Once you have a few months’ worth of stat sheets, you can begin looking for trends in your stats.
Below is a description of what each statistic category means and how to analyze the trends you see:
Top Posts and Pages: Whether you want to look at the top posts for the last seven days, the last 30 days, or even the last year, you can do so through your blog stats. Here, you’ll see what posts were frequented the most in a certain time frame and how many visitors viewed these specific posts within that time frame.
For example, if you wanted to compare the top posts and pages in November to those in December, you could do so by viewing your Excel spreadsheet and comparing each month. You might find that a particular topic is more popular than others, which means you’ll want to continue writing posts around this hot topic. For topics that appear to lack visitors, based on your stats, you’ll want to reduce the amount of posts you write around this topic.
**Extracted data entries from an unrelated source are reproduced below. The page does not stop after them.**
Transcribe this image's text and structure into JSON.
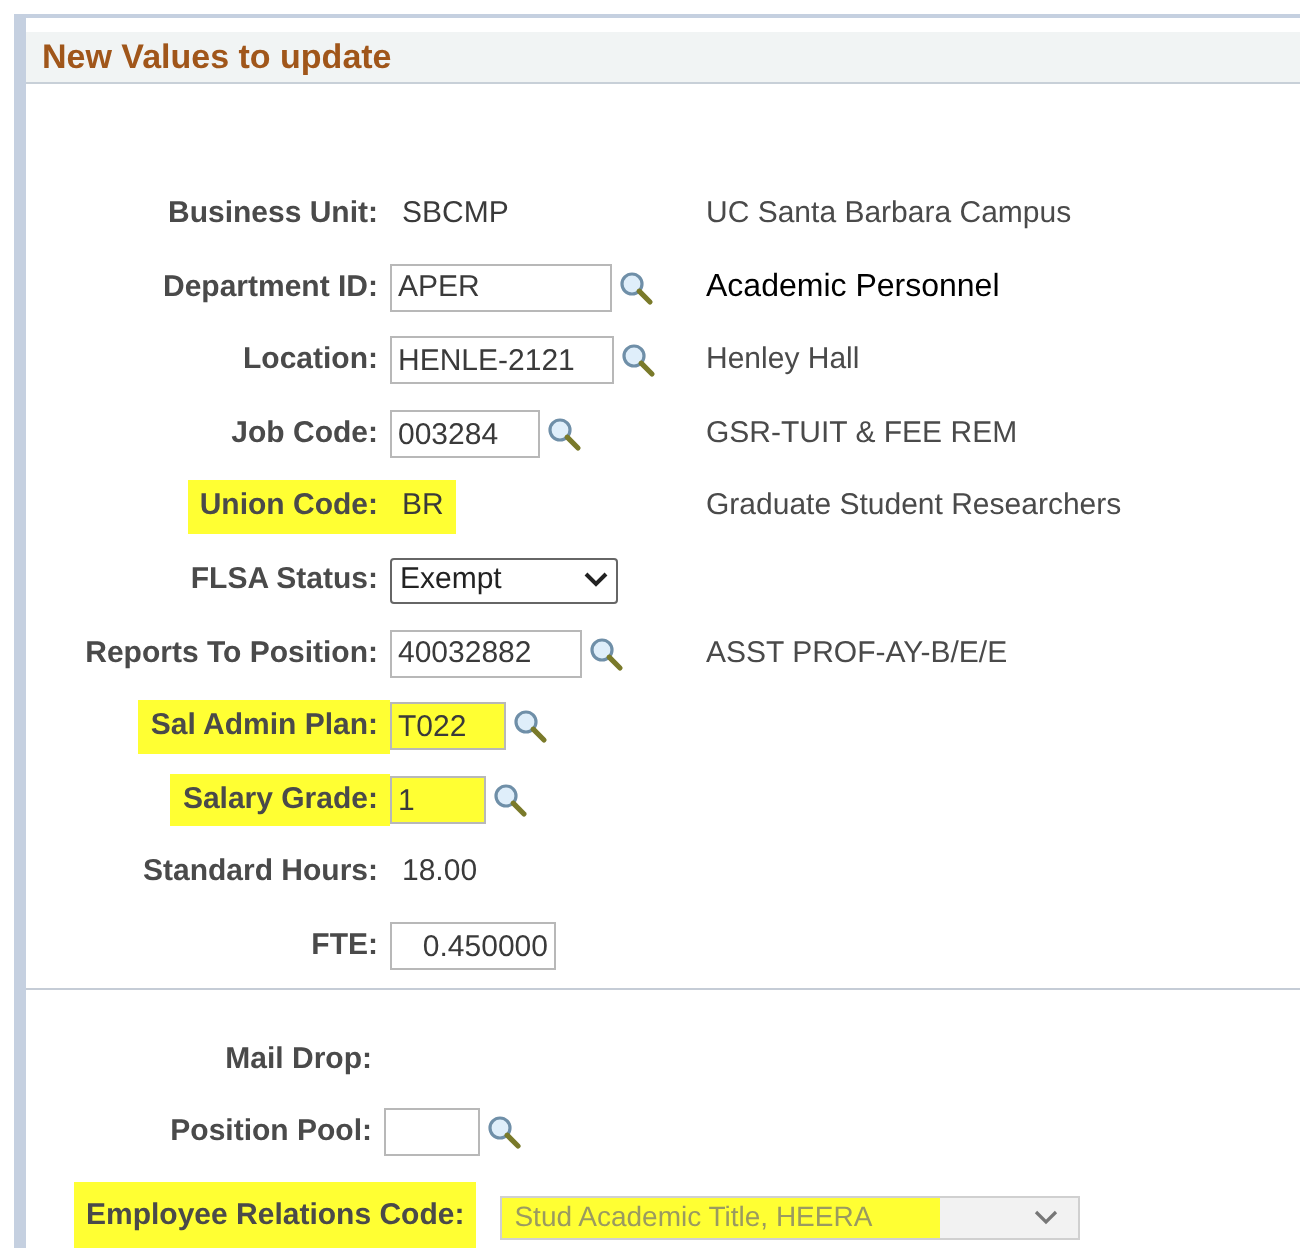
{
  "section": {
    "title": "New Values to update"
  },
  "fields": [
    {
      "label": "Business Unit:",
      "kind": "text",
      "value": "SBCMP",
      "description": "UC Santa Barbara Campus",
      "highlighted": false
    },
    {
      "label": "Department ID:",
      "kind": "lookup",
      "value": "APER",
      "description": "Academic Personnel",
      "highlighted": false
    },
    {
      "label": "Location:",
      "kind": "lookup",
      "value": "HENLE-2121",
      "description": "Henley Hall",
      "highlighted": false
    },
    {
      "label": "Job Code:",
      "kind": "lookup",
      "value": "003284",
      "description": "GSR-TUIT & FEE REM",
      "highlighted": false
    },
    {
      "label": "Union Code:",
      "kind": "text",
      "value": "BR",
      "description": "Graduate Student Researchers",
      "highlighted": true
    },
    {
      "label": "FLSA Status:",
      "kind": "select",
      "value": "Exempt",
      "highlighted": false
    },
    {
      "label": "Reports To Position:",
      "kind": "lookup",
      "value": "40032882",
      "description": "ASST PROF-AY-B/E/E",
      "highlighted": false
    },
    {
      "label": "Sal Admin Plan:",
      "kind": "lookup",
      "value": "T022",
      "highlighted": true
    },
    {
      "label": "Salary Grade:",
      "kind": "lookup",
      "value": "1",
      "highlighted": true
    },
    {
      "label": "Standard Hours:",
      "kind": "text",
      "value": "18.00",
      "highlighted": false
    },
    {
      "label": "FTE:",
      "kind": "input",
      "value": "0.450000",
      "highlighted": false
    }
  ],
  "other_fields": [
    {
      "label": "Mail Drop:",
      "kind": "text",
      "highlighted": false
    },
    {
      "label": "Position Pool:",
      "kind": "lookup",
      "highlighted": false
    },
    {
      "label": "Employee Relations Code:",
      "kind": "disabled_select",
      "value": "Stud Academic Title, HEERA",
      "highlighted": true
    }
  ]
}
Top Referrers: Referrers are platforms that send traffic to your blog. You may find that from month to month you receive the most traffic (referrers) to your site from Twitter. Or, perhaps you’ll see that Facebook is the main driver of traffic. Whatever the trend is, it’s obvious that you’re getting results from a specific action you continue to take month after month. Boost your efforts on the platforms that have historically brought you the most traffic. Focusing on platforms that continue to produce your desired result is the most efficient and effective way to spend your time and efforts.
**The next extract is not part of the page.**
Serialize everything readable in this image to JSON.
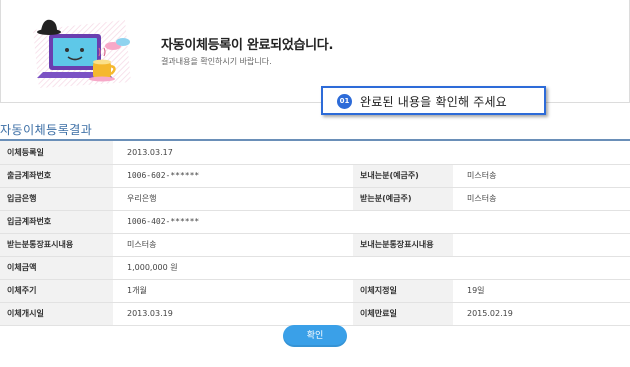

Search Engine Terms: These are the terms that people have typed into search engines to find your blog. Take note of the terms people are using to find you, and observe which keywords and phrases are the most popular. You’ll want to consider using these terms in other posts or write more posts specifically around popular search terms.
For example, let’s say you wrote a post about the origins of beer. You notice that people are searching for “beer origins,” “beer tasting,” and “origins of beer.” If this appears to be a popular search term, consider writing another post around beer.
Clicks: The number of click-throughs your readers make on your posts is measured in your stats, and you can see which links brought in the most traffic. For example, if you see that a specific hyperlinked keyword continues to be clicked in your posts, consider adding this keyword to more of your posts and hyperlinking it.